Cette journée permettra de faire le point sur les initiatives à venir des élus pour retrouver notre région Alsace, et de débattre des moyens à mettre en ouvre pour faire avancer le dossier alsacien.

Nous vous invitons à venir nombreux ! Indiquez-nous votre participation via notre formulaire de contact.

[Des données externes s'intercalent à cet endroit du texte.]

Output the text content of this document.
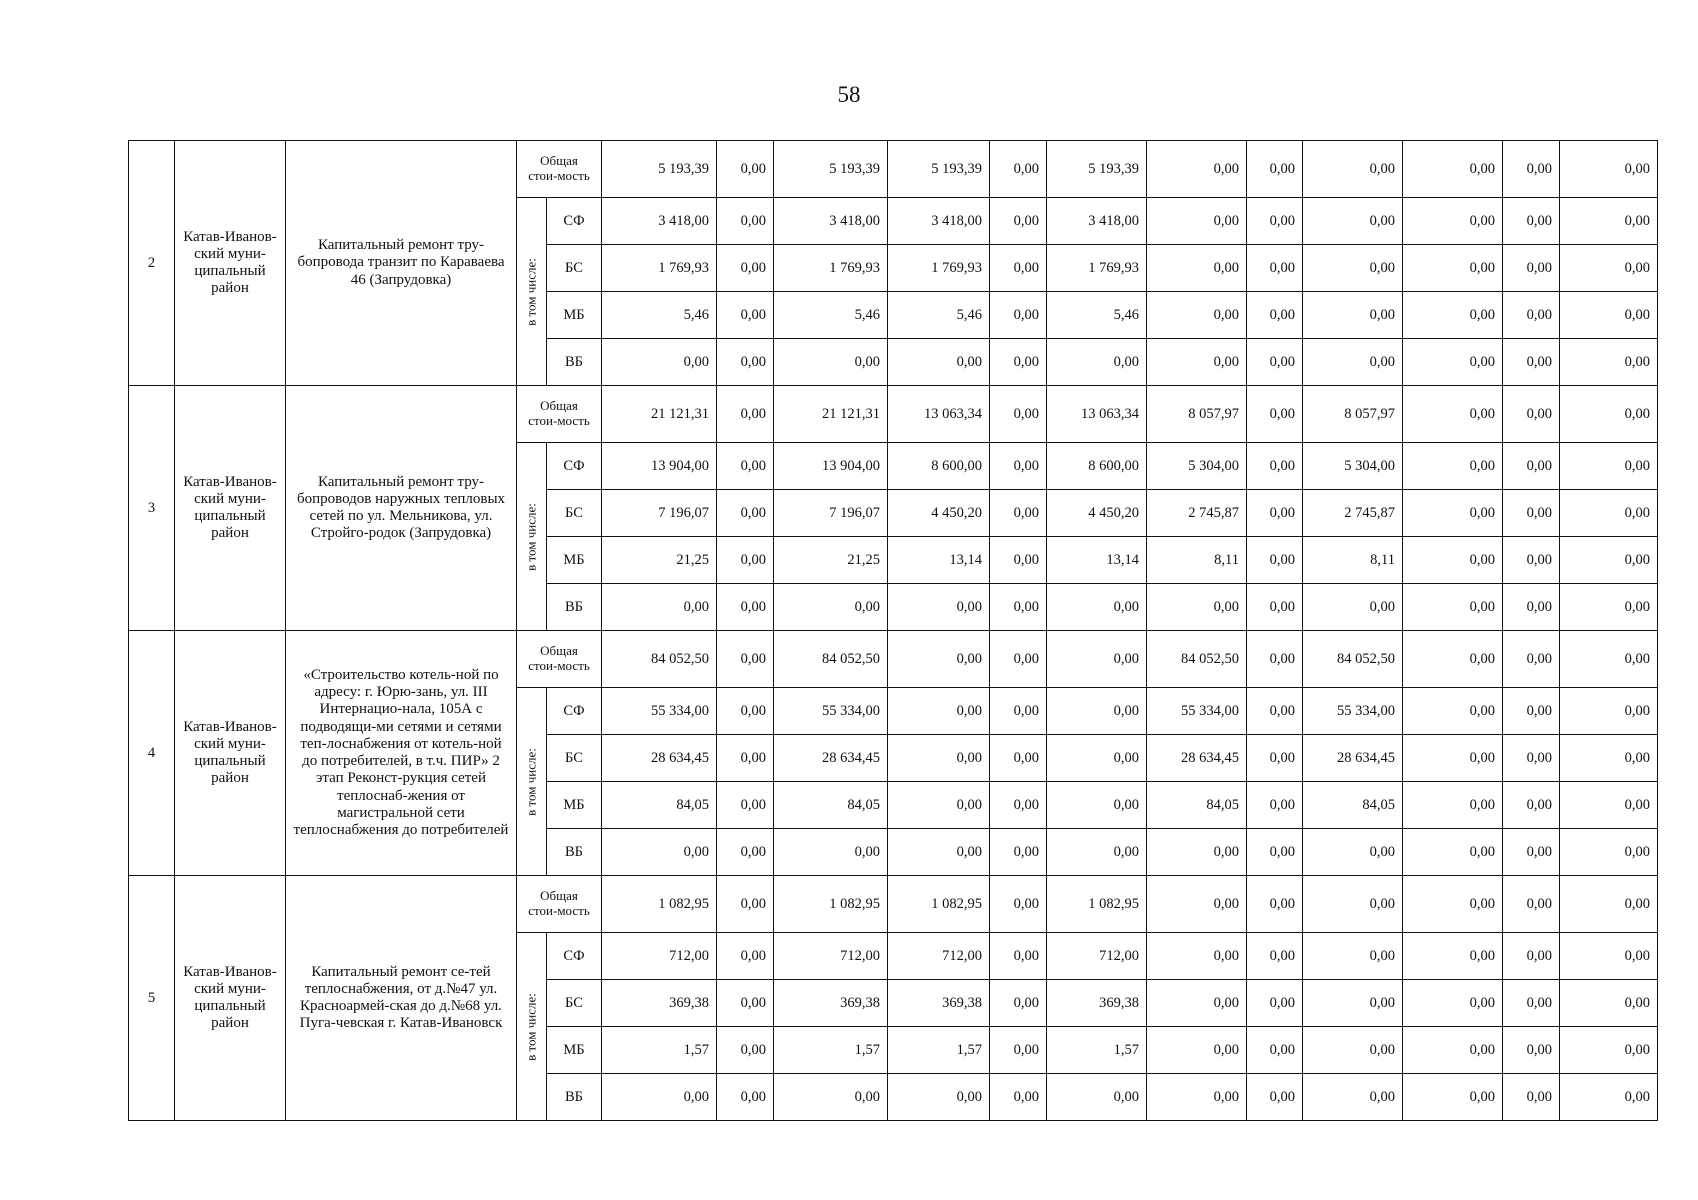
58
2	Катав-Иванов-ский муни-ципальный район	Капитальный ремонт тру-бопровода транзит по Караваева 46 (Запрудовка)	Общая стои-мость		5 193,39	0,00	5 193,39	5 193,39	0,00	5 193,39	0,00	0,00	0,00	0,00	0,00	0,00

			в том числе:	СФ	3 418,00	0,00	3 418,00	3 418,00	0,00	3 418,00	0,00	0,00	0,00	0,00	0,00	0,00
				БС	1 769,93	0,00	1 769,93	1 769,93	0,00	1 769,93	0,00	0,00	0,00	0,00	0,00	0,00
				МБ	5,46	0,00	5,46	5,46	0,00	5,46	0,00	0,00	0,00	0,00	0,00	0,00
				ВБ	0,00	0,00	0,00	0,00	0,00	0,00	0,00	0,00	0,00	0,00	0,00	0,00
3	Катав-Иванов-ский муни-ципальный район	Капитальный ремонт тру-бопроводов наружных тепловых сетей по ул. Мельникова, ул. Стройго-родок (Запрудовка)	Общая стои-мость		21 121,31	0,00	21 121,31	13 063,34	0,00	13 063,34	8 057,97	0,00	8 057,97	0,00	0,00	0,00

			в том числе:	СФ	13 904,00	0,00	13 904,00	8 600,00	0,00	8 600,00	5 304,00	0,00	5 304,00	0,00	0,00	0,00
				БС	7 196,07	0,00	7 196,07	4 450,20	0,00	4 450,20	2 745,87	0,00	2 745,87	0,00	0,00	0,00
				МБ	21,25	0,00	21,25	13,14	0,00	13,14	8,11	0,00	8,11	0,00	0,00	0,00
				ВБ	0,00	0,00	0,00	0,00	0,00	0,00	0,00	0,00	0,00	0,00	0,00	0,00
4	Катав-Иванов-ский муни-ципальный район	«Строительство котель-ной по адресу: г. Юрю-зань, ул. III Интернацио-нала, 105А с подводящи-ми сетями и сетями теп-лоснабжения от котель-ной до потребителей, в т.ч. ПИР» 2 этап Реконст-рукция сетей теплоснаб-жения от магистральной сети теплоснабжения до потребителей	Общая стои-мость		84 052,50	0,00	84 052,50	0,00	0,00	0,00	84 052,50	0,00	84 052,50	0,00	0,00	0,00

			в том числе:	СФ	55 334,00	0,00	55 334,00	0,00	0,00	0,00	55 334,00	0,00	55 334,00	0,00	0,00	0,00
				БС	28 634,45	0,00	28 634,45	0,00	0,00	0,00	28 634,45	0,00	28 634,45	0,00	0,00	0,00
				МБ	84,05	0,00	84,05	0,00	0,00	0,00	84,05	0,00	84,05	0,00	0,00	0,00
				ВБ	0,00	0,00	0,00	0,00	0,00	0,00	0,00	0,00	0,00	0,00	0,00	0,00
5	Катав-Иванов-ский муни-ципальный район	Капитальный ремонт се-тей теплоснабжения, от д.№47 ул. Красноармей-ская до д.№68 ул. Пуга-чевская г. Катав-Ивановск	Общая стои-мость		1 082,95	0,00	1 082,95	1 082,95	0,00	1 082,95	0,00	0,00	0,00	0,00	0,00	0,00

			в том числе:	СФ	712,00	0,00	712,00	712,00	0,00	712,00	0,00	0,00	0,00	0,00	0,00	0,00
				БС	369,38	0,00	369,38	369,38	0,00	369,38	0,00	0,00	0,00	0,00	0,00	0,00
				МБ	1,57	0,00	1,57	1,57	0,00	1,57	0,00	0,00	0,00	0,00	0,00	0,00
				ВБ	0,00	0,00	0,00	0,00	0,00	0,00	0,00	0,00	0,00	0,00	0,00	0,00
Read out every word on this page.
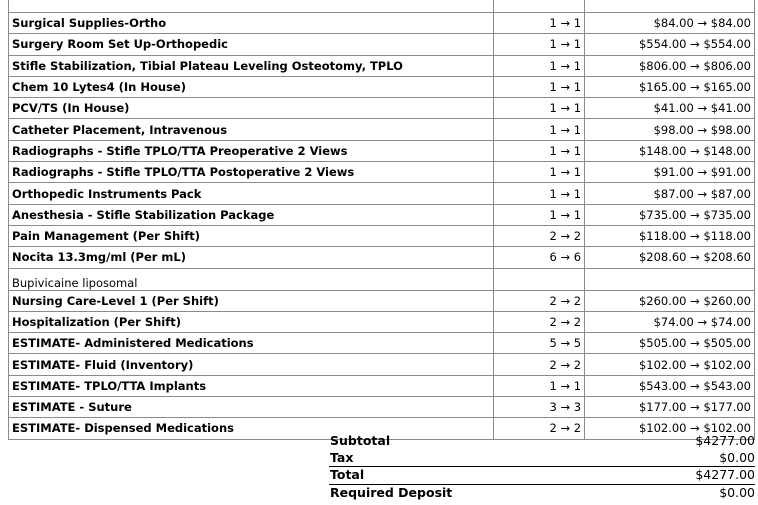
Surgical Supplies-Ortho	1 → 1	$84.00 → $84.00
Surgery Room Set Up-Orthopedic	1 → 1	$554.00 → $554.00
Stifle Stabilization, Tibial Plateau Leveling Osteotomy, TPLO	1 → 1	$806.00 → $806.00
Chem 10 Lytes4 (In House)	1 → 1	$165.00 → $165.00
PCV/TS (In House)	1 → 1	$41.00 → $41.00
Catheter Placement, Intravenous	1 → 1	$98.00 → $98.00
Radiographs - Stifle TPLO/TTA Preoperative 2 Views	1 → 1	$148.00 → $148.00
Radiographs - Stifle TPLO/TTA Postoperative 2 Views	1 → 1	$91.00 → $91.00
Orthopedic Instruments Pack	1 → 1	$87.00 → $87.00
Anesthesia - Stifle Stabilization Package	1 → 1	$735.00 → $735.00
Pain Management (Per Shift)	2 → 2	$118.00 → $118.00
Nocita 13.3mg/ml (Per mL)	6 → 6	$208.60 → $208.60
Bupivicaine liposomal		
Nursing Care-Level 1 (Per Shift)	2 → 2	$260.00 → $260.00
Hospitalization (Per Shift)	2 → 2	$74.00 → $74.00
ESTIMATE- Administered Medications	5 → 5	$505.00 → $505.00
ESTIMATE- Fluid (Inventory)	2 → 2	$102.00 → $102.00
ESTIMATE- TPLO/TTA Implants	1 → 1	$543.00 → $543.00
ESTIMATE - Suture	3 → 3	$177.00 → $177.00
ESTIMATE- Dispensed Medications	2 → 2	$102.00 → $102.00
Subtotal	$4277.00
Tax	$0.00
Total	$4277.00
Required Deposit	$0.00
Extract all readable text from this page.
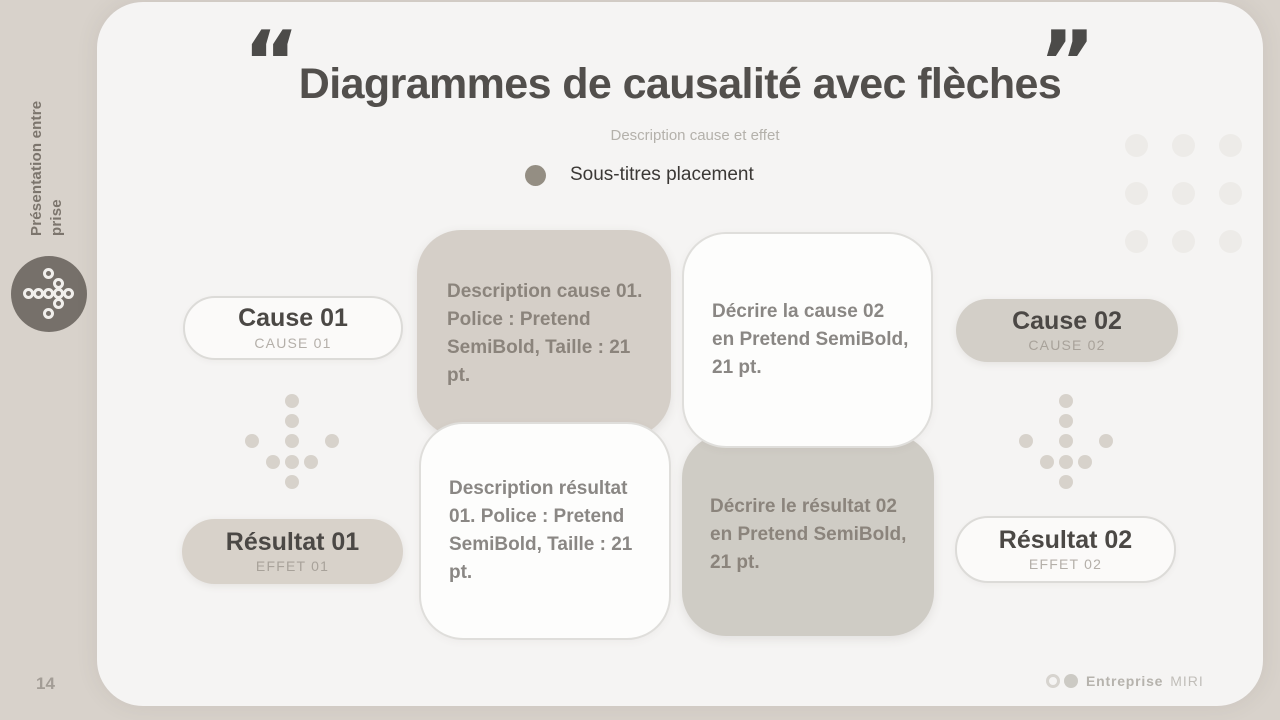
Présentation entre prise
14
“	”
Diagrammes de causalité avec flèches
Description cause et effet
Sous-titres placement
Cause 01
CAUSE 01
Cause 02
CAUSE 02
Résultat 01
EFFET 01
Résultat 02
EFFET 02
Description cause 01. Police : Pretend SemiBold, Taille : 21 pt.
Description résultat 01. Police : Pretend SemiBold, Taille : 21 pt.
Décrire la cause 02 en Pretend SemiBold, 21 pt.
Décrire le résultat 02 en Pretend SemiBold, 21 pt.
Entreprise MIRI
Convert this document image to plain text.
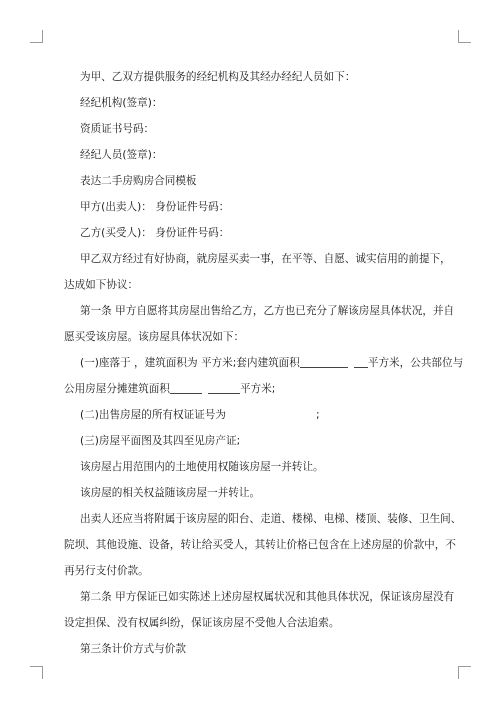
为甲、乙双方提供服务的经纪机构及其经办经纪人员如下：
经纪机构(签章)：
资质证书号码：
经纪人员(签章)：
表达二手房购房合同模板
甲方(出卖人)： 身份证件号码：
乙方(买受人)： 身份证件号码：
甲乙双方经过有好协商，就房屋买卖一事，在平等、自愿、诚实信用的前提下，
达成如下协议：
第一条 甲方自愿将其房屋出售给乙方，乙方也已充分了解该房屋具体状况，并自
愿买受该房屋。该房屋具体状况如下：
(一)座落于 ，建筑面积为 平方米;套内建筑面积	平方米，公共部位与
公用房屋分摊建筑面积	平方米;
(二)出售房屋的所有权证证号为	;
(三)房屋平面图及其四至见房产证;
该房屋占用范围内的土地使用权随该房屋一并转让。
该房屋的相关权益随该房屋一并转让。
出卖人还应当将附属于该房屋的阳台、走道、楼梯、电梯、楼顶、装修、卫生间、
院坝、其他设施、设备，转让给买受人，其转让价格已包含在上述房屋的价款中，不
再另行支付价款。
第二条 甲方保证已如实陈述上述房屋权属状况和其他具体状况，保证该房屋没有
设定担保、没有权属纠纷，保证该房屋不受他人合法追索。
第三条计价方式与价款
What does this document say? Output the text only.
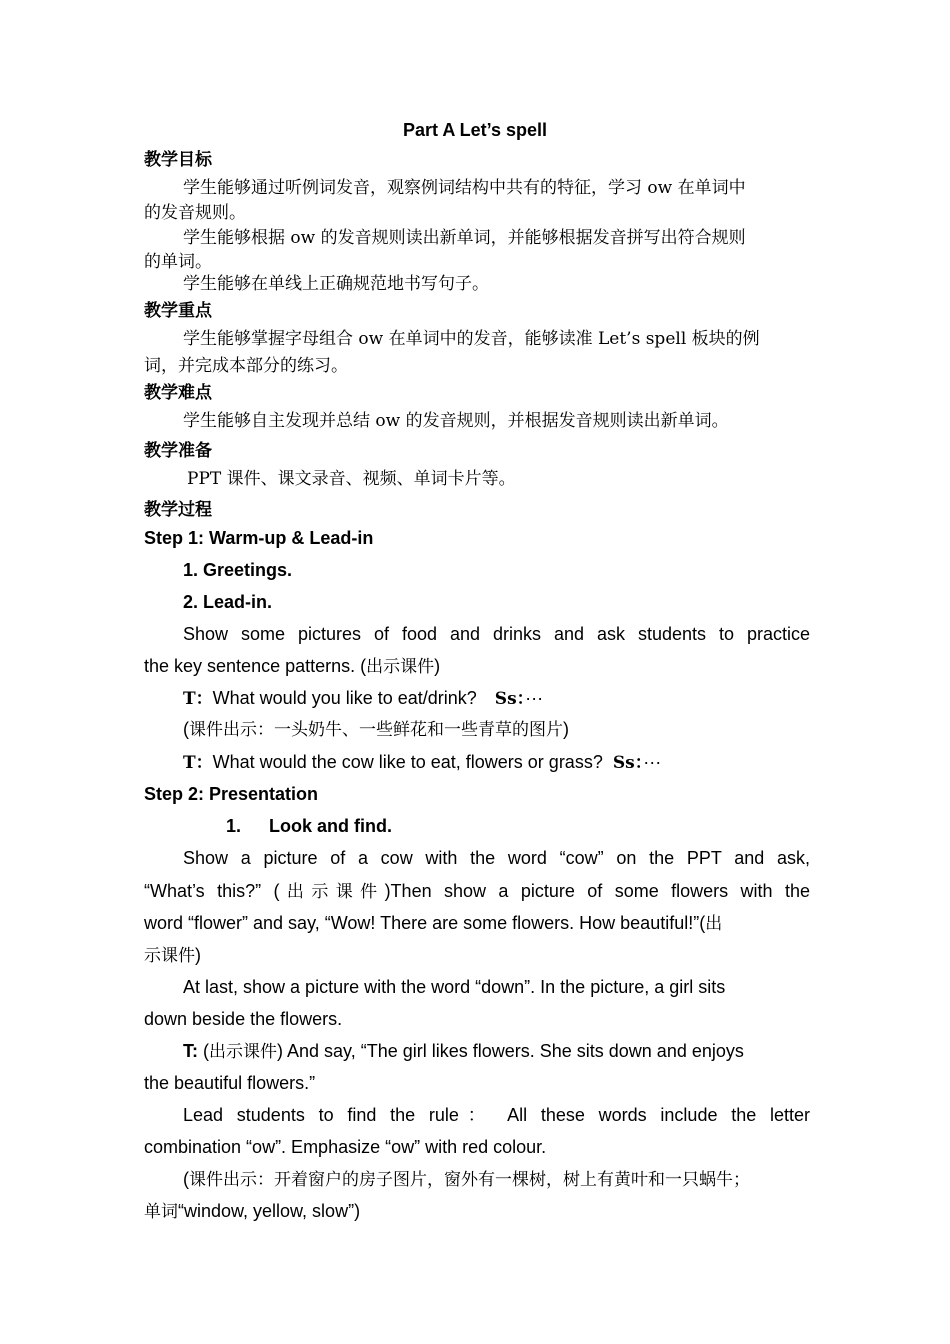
Part A Let’s spell
教学目标
学生能够通过听例词发音，观察例词结构中共有的特征，学习 ow 在单词中
的发音规则。
学生能够根据 ow 的发音规则读出新单词，并能够根据发音拼写出符合规则
的单词。
学生能够在单线上正确规范地书写句子。
教学重点
学生能够掌握字母组合 ow 在单词中的发音，能够读准 Let’s spell 板块的例
词，并完成本部分的练习。
教学难点
学生能够自主发现并总结 ow 的发音规则，并根据发音规则读出新单词。
教学准备
PPT 课件、课文录音、视频、单词卡片等。
教学过程
Step 1: Warm-up & Lead-in
1. Greetings.
2. Lead-in.
Show some pictures of food and drinks and ask students to practice
the key sentence patterns. (出示课件)
T：What would you like to eat/drink? Ss：···
(课件出示：一头奶牛、一些鲜花和一些青草的图片)
T：What would the cow like to eat, flowers or grass? Ss：···
Step 2: Presentation
1. Look and find.
Show a picture of a cow with the word “cow” on the PPT and ask,
“What’s this?” (出示课件)Then show a picture of some flowers with the
word “flower” and say, “Wow! There are some flowers. How beautiful!”(出
示课件)
At last, show a picture with the word “down”. In the picture, a girl sits
down beside the flowers.
T: (出示课件) And say, “The girl likes flowers. She sits down and enjoys
the beautiful flowers.”
Lead students to find the rule： All these words include the letter
combination “ow”. Emphasize “ow” with red colour.
(课件出示：开着窗户的房子图片，窗外有一棵树，树上有黄叶和一只蜗牛；
单词“window, yellow, slow”)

Lieu : Complexe Sainte-Barbe, rue sainte-Barbe à Sélestat

Horaire : de 9 heures à 17 heures 30

Programme

Introduction : Pierre Klein, président de l’ICA

Intervenants (classé par ordre alphabétique, l’ordre d’intervention restant à définir) :

– Atzenhoffer Jean-Philippe, docteur en sciences économiques : Pourquoi il faut retrouver une région Alsace

– Becht Olivier, député : Point de vue sur l’avenir institutionnel de l’Alsace

– Berg Jean-Pierre, ancien haut-fonctionnaire de l’UE : Région et médias régionaux

– Fabian Antoine, vice-président du CA du RLAM : La défense du régime local d’assurance maladie d’Alsace-Moselle

– Fuchs Bruno, député : Point de vue sur l’avenir institutionnel de l’Alsace

– Furst Laurent, député : Point de vue sur l’avenir institutionnel de l’Alsace

– Hertzog Robert, professeur émérite de droit public : Nouvelles gouvernances territoriales: de la métropole urbaine à la région métropolitaine 

– Hoeffel Daniel, vice-président du Sénat honoraire : Quel avenir institutionnel pour l’Alsace

– Klotz Olivier, président du Medef Alsace : Grand Est et corps intermédiaires, le point de vue du Medef Alsace

– Kretz Pierre, écrivain : Point de vue d’un républicain de gauche.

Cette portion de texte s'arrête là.